Akira Kiyota, the head of Japan Exchange Group Inc, which owns the exchange, will take over as head of the TSE, replacing Koichiro Miyahara who stepped down on Monday as president and chief executive.
Miyahara appears to be the first CEO to resign following a run of outages at major exchanges in Australia, Europe and New Zealand this year. Japan’s financial regulator ordered the TSE and Japan Exchange Group to improve practices at the bourse.
The Oct. 1 outage came as Japan has been pushing to boost Tokyo’s standing as a global financial centre. The glitch was also an embarrassment for Fujitsu Ltd, which developed the bourse’s “Arrowhead” trading system.
“It is regrettable that this happened at Japan’s main exchange at a time when Japan is aiming to improve its standing as a global financial centre,” Kiyota told a news conference after apologising and saying he felt responsible.
He said the company was not thinking of seeking damages from Fujitsu, but said the system developer should also feel “significant responsibility”.
Kiyota will take a 50% pay cut for four months, while two other executives will take cuts of 20% and 10%, Japan Exchange Group said. The company said it issued “stern warnings” to two other executives.
Fujitsu said it was discussing taking internal disciplinary action, but that nothing had been decided.
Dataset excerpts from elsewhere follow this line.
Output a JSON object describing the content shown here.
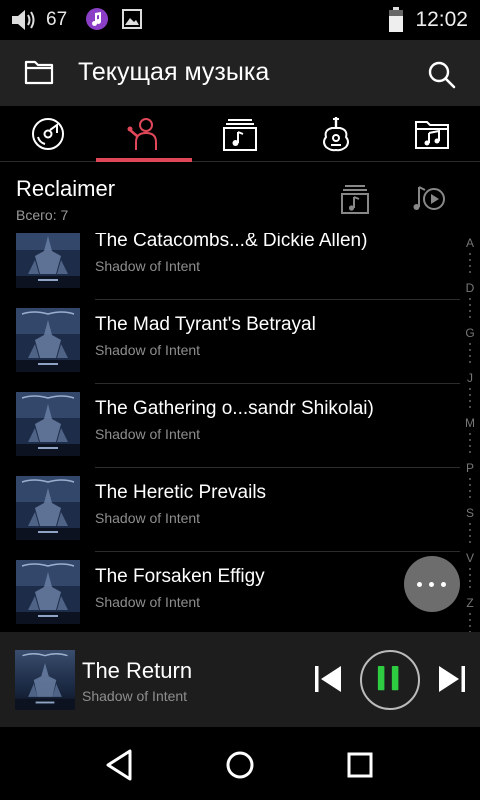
{
  "status_bar": {
    "level": "67",
    "time": "12:02",
    "icons": [
      "volume-icon",
      "music-app-icon",
      "image-icon",
      "battery-icon"
    ]
  },
  "app_bar": {
    "title": "Текущая музыка",
    "icons": [
      "folder-icon",
      "search-icon"
    ]
  },
  "tabs": [
    {
      "name": "tab-albums",
      "icon": "disc-icon",
      "active": false
    },
    {
      "name": "tab-artists",
      "icon": "singer-icon",
      "active": true
    },
    {
      "name": "tab-playlists",
      "icon": "playlist-icon",
      "active": false
    },
    {
      "name": "tab-genres",
      "icon": "guitar-icon",
      "active": false
    },
    {
      "name": "tab-folders",
      "icon": "music-folder-icon",
      "active": false
    }
  ],
  "colors": {
    "accent": "#e0485a",
    "app_bar_bg": "#222222",
    "mini_player_bg": "#1d1d1d",
    "pause_green": "#2ecc40"
  },
  "header": {
    "album": "Reclaimer",
    "count": "Всего: 7"
  },
  "tracks": [
    {
      "title": "The Catacombs...& Dickie Allen)",
      "artist": "Shadow of Intent"
    },
    {
      "title": "The Mad Tyrant's Betrayal",
      "artist": "Shadow of Intent"
    },
    {
      "title": "The Gathering o...sandr Shikolai)",
      "artist": "Shadow of Intent"
    },
    {
      "title": "The Heretic Prevails",
      "artist": "Shadow of Intent"
    },
    {
      "title": "The Forsaken Effigy",
      "artist": "Shadow of Intent"
    }
  ],
  "alphabet": [
    "A",
    "D",
    "G",
    "J",
    "M",
    "P",
    "S",
    "V",
    "Z",
    "#"
  ],
  "now_playing": {
    "title": "The Return",
    "artist": "Shadow of Intent"
  }
}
“The all-day trading halt at the Tokyo bourse significantly undermines investors’ trust,” the Financial Services Agency said in a statement, saying the exchange needed to clarify where responsibility lay.
The full-day trading halt was the worst outage for the world’s No. 3 equity market since it switched to all-electronic trading in 1999. The exchange has said the glitch was the result of a hardware problem at the “Arrowhead” trading system and a subsequent failure to switch to a back-up.
Through an onsite inspection, the regulator determined that the TSE lacked adequate back-up settings and sufficient rules for trading resumption, Japan Exchange Group said.
The regulator also ordered the TSE to improve and test its back-up measures, the company said.
The TSE has said a committee was due to draw up fresh guidelines by March on how to restart trading following a system failure.